Pero no voy hablar de los rusos en Berlín, ni tampoco de música, sino del director, de la sorprendente puesta en escena de Valery Gergiev. Para empezar, se hace esperar siempre, apura todo lo que puede el tiempo de salida al escenario, pero cuando acaba la pieza y el público aplaude reparte generosamente los reconocimientos con los solistas, el concertino y el conjunto de la orquesta.
A Gergiev hay que verlo en la Filarmónica desde el sector H, teniéndolo de frente, aunque la orquesta nos dé la espalda y la voz de los cantantes se aleje hacia el lado contrario del teatro. Aquí, el escenario está situado en el centro de la sala, como si se tratara de una pista de circo, y lo rodean los espectadores, que parecen colgados de las paredes, de abajo arriba. Pero el espectáculo lo dio el director que condujo la orquesta prescindiendo del atril y de la batuta, tal como hizo en la segunda parte, poniendo en movimiento todo el cuerpo, encogiendo los hombros y moviendo la cabeza, y hasta susurrando, indicando a los músicos con los ojos lo que debían hacer y sobre todo acompasando las manos.
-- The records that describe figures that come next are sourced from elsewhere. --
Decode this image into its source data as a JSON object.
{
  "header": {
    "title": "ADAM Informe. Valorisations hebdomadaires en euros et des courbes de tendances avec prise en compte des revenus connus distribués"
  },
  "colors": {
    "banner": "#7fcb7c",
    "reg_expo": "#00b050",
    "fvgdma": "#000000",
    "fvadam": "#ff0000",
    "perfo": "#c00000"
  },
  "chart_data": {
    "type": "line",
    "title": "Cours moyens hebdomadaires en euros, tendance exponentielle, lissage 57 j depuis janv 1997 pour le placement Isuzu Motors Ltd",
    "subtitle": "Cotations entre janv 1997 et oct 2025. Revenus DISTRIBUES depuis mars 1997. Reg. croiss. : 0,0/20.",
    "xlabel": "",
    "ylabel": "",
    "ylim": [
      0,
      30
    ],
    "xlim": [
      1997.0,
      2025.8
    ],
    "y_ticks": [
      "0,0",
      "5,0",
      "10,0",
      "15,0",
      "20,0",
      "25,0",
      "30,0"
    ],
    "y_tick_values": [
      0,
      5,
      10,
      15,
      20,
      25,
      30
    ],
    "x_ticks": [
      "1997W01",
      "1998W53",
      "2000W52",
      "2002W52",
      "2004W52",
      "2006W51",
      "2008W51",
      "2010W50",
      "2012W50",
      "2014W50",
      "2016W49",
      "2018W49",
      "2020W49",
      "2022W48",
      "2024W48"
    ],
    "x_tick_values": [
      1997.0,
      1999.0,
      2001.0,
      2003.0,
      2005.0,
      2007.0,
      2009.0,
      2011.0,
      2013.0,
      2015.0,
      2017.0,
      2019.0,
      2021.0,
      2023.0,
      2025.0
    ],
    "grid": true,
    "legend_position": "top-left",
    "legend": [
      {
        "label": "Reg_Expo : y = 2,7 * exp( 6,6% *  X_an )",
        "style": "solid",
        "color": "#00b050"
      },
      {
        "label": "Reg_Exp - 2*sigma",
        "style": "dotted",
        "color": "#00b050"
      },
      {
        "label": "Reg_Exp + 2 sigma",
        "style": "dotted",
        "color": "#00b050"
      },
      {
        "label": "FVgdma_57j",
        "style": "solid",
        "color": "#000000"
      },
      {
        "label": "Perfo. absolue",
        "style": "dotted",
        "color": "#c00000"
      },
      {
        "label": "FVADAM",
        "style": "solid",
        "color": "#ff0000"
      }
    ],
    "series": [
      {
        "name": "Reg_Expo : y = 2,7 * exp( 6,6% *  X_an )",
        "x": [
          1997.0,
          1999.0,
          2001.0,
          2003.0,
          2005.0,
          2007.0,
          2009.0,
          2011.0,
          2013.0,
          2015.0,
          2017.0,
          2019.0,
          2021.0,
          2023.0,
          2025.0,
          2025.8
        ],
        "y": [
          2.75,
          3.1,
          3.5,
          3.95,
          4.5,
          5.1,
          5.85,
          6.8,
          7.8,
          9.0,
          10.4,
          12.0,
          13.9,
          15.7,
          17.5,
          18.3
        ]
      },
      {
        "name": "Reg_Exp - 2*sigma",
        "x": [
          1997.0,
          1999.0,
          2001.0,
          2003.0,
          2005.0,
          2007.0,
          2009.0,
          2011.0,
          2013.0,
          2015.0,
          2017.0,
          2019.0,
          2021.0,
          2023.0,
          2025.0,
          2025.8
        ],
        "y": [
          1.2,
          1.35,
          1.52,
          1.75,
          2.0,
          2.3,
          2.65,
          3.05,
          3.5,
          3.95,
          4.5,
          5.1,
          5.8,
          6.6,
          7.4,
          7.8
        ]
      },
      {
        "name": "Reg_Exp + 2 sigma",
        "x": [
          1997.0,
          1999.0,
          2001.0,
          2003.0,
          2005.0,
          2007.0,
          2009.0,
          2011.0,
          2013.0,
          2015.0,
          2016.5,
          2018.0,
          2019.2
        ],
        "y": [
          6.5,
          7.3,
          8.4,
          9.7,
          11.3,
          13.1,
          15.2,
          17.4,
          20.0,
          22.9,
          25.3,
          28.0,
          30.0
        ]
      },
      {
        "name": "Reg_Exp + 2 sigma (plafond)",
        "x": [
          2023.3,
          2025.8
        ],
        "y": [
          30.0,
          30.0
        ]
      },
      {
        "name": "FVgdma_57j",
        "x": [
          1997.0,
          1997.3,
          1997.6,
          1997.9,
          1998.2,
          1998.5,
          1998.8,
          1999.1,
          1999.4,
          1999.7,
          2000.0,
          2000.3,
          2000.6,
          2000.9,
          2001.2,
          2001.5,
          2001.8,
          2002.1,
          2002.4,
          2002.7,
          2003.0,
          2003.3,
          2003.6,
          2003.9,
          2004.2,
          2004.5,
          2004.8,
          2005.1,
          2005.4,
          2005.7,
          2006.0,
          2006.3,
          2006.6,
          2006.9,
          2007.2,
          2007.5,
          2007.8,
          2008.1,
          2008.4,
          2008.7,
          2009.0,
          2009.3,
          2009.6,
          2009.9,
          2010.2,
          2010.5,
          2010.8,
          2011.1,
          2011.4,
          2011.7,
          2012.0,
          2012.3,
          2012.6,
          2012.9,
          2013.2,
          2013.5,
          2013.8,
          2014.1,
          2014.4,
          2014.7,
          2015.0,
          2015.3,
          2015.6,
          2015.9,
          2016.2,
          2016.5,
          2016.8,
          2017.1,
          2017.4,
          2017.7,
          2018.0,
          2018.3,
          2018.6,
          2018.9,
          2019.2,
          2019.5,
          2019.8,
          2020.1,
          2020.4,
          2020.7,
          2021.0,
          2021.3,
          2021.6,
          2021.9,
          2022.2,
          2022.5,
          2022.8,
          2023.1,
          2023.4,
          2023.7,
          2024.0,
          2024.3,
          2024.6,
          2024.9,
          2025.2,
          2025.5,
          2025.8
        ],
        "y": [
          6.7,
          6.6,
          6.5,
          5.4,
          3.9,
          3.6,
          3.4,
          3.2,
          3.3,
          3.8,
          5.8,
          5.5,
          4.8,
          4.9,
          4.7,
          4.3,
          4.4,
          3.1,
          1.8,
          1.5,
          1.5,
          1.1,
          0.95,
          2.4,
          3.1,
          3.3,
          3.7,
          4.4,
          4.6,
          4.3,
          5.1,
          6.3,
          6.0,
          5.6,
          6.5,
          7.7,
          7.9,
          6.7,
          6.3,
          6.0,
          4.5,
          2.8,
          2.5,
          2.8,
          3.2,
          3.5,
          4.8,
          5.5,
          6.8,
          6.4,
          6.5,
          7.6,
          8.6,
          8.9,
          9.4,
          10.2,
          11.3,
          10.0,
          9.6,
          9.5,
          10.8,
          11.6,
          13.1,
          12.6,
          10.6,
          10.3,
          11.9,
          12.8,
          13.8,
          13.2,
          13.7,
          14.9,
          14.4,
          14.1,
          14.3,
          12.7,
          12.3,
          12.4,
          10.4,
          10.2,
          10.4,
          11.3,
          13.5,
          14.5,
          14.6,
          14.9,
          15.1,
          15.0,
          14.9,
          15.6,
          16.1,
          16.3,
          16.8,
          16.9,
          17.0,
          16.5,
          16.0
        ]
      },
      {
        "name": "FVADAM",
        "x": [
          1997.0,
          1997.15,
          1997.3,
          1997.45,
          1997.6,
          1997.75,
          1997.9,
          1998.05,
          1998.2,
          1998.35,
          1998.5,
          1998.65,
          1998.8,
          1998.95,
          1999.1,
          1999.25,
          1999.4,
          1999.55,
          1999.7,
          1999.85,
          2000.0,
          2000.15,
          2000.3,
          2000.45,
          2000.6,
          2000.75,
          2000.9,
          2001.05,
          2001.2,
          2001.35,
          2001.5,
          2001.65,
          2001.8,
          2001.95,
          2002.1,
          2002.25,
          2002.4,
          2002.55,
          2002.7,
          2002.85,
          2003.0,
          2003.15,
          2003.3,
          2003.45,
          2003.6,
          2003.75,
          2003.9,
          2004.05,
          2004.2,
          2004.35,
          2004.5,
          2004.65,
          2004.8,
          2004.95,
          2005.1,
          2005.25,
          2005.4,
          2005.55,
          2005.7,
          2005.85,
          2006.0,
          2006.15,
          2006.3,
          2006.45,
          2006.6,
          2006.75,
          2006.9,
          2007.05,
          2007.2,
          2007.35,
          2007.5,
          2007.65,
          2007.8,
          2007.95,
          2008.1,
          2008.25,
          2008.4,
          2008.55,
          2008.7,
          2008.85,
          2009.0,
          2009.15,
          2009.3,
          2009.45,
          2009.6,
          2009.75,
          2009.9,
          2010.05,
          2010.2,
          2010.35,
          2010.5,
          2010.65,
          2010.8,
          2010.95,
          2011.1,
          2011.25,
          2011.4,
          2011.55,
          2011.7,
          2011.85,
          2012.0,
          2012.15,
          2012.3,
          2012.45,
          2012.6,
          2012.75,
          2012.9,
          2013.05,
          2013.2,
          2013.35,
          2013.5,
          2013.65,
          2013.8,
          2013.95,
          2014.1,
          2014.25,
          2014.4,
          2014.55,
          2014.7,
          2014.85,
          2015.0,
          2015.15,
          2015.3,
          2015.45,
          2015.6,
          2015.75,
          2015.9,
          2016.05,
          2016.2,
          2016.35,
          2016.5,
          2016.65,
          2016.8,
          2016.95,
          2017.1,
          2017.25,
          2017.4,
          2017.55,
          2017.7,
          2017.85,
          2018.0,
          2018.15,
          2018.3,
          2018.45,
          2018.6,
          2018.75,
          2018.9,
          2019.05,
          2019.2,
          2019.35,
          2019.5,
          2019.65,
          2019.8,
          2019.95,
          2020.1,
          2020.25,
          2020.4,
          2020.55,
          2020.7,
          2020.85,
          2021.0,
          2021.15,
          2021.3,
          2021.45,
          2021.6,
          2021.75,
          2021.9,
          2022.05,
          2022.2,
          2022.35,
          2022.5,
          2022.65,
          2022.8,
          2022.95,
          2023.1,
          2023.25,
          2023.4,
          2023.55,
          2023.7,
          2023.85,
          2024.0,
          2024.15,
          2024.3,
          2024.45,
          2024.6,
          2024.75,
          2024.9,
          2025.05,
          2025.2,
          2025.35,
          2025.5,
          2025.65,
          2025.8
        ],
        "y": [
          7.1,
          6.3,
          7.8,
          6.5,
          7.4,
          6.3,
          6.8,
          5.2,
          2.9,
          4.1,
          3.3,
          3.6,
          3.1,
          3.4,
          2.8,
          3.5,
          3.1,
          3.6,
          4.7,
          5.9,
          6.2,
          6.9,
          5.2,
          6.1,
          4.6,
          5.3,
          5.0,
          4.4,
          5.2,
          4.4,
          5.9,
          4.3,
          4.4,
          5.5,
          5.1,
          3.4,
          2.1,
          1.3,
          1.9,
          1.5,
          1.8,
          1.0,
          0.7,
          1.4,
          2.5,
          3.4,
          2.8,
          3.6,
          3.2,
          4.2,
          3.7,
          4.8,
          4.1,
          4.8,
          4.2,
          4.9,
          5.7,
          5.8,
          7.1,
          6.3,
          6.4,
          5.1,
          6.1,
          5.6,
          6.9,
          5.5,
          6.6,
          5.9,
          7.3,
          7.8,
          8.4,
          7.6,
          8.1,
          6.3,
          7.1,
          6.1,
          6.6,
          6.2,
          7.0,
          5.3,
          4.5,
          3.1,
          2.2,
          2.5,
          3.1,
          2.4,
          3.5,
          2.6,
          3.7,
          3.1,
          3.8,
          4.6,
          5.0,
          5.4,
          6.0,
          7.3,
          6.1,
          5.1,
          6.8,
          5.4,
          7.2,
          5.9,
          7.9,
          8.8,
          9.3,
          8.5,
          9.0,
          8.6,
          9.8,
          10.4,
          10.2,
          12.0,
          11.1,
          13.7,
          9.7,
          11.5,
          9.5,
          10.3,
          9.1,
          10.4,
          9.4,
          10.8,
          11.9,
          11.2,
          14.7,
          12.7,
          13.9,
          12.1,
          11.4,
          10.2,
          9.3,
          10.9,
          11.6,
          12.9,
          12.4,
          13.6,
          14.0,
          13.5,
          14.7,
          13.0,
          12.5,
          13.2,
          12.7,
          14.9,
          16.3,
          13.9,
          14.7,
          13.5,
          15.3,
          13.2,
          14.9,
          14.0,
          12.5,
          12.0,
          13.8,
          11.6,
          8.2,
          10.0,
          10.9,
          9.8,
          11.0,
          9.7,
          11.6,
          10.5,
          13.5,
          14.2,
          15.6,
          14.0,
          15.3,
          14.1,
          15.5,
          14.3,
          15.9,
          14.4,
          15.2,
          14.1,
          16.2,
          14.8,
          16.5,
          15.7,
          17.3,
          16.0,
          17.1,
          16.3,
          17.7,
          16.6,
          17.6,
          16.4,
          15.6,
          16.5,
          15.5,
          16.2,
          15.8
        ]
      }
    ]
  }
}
La izquierda desempeñó un papel importante pero secundario, sobre todo comparada con los gestos que desarrolló la mano derecha, con unos dedos que no permanecieron un solo instante quietos, pues giraron, apuntaron, se agruparon y abrieron volando como si de un pájaro se tratara, superando con creces las posibilidades de la batuta. A pocos directores de orquesta hemos visto sacarle tanto partido al cuerpo, a la gesticulación, y a menos aún cuyas indicaciones sigan los músicos con tanta precisión como si adivinaran el sentido de cada gesto. Alguien debería rodar un corto con los movimientos de este director a lo largo del un concierto. Si tenéis oportunidad de verlo actuar, sobre todo con la Orquesta del Marinsky, no os perdáis la actuación del extraordinario maestro Gergiev.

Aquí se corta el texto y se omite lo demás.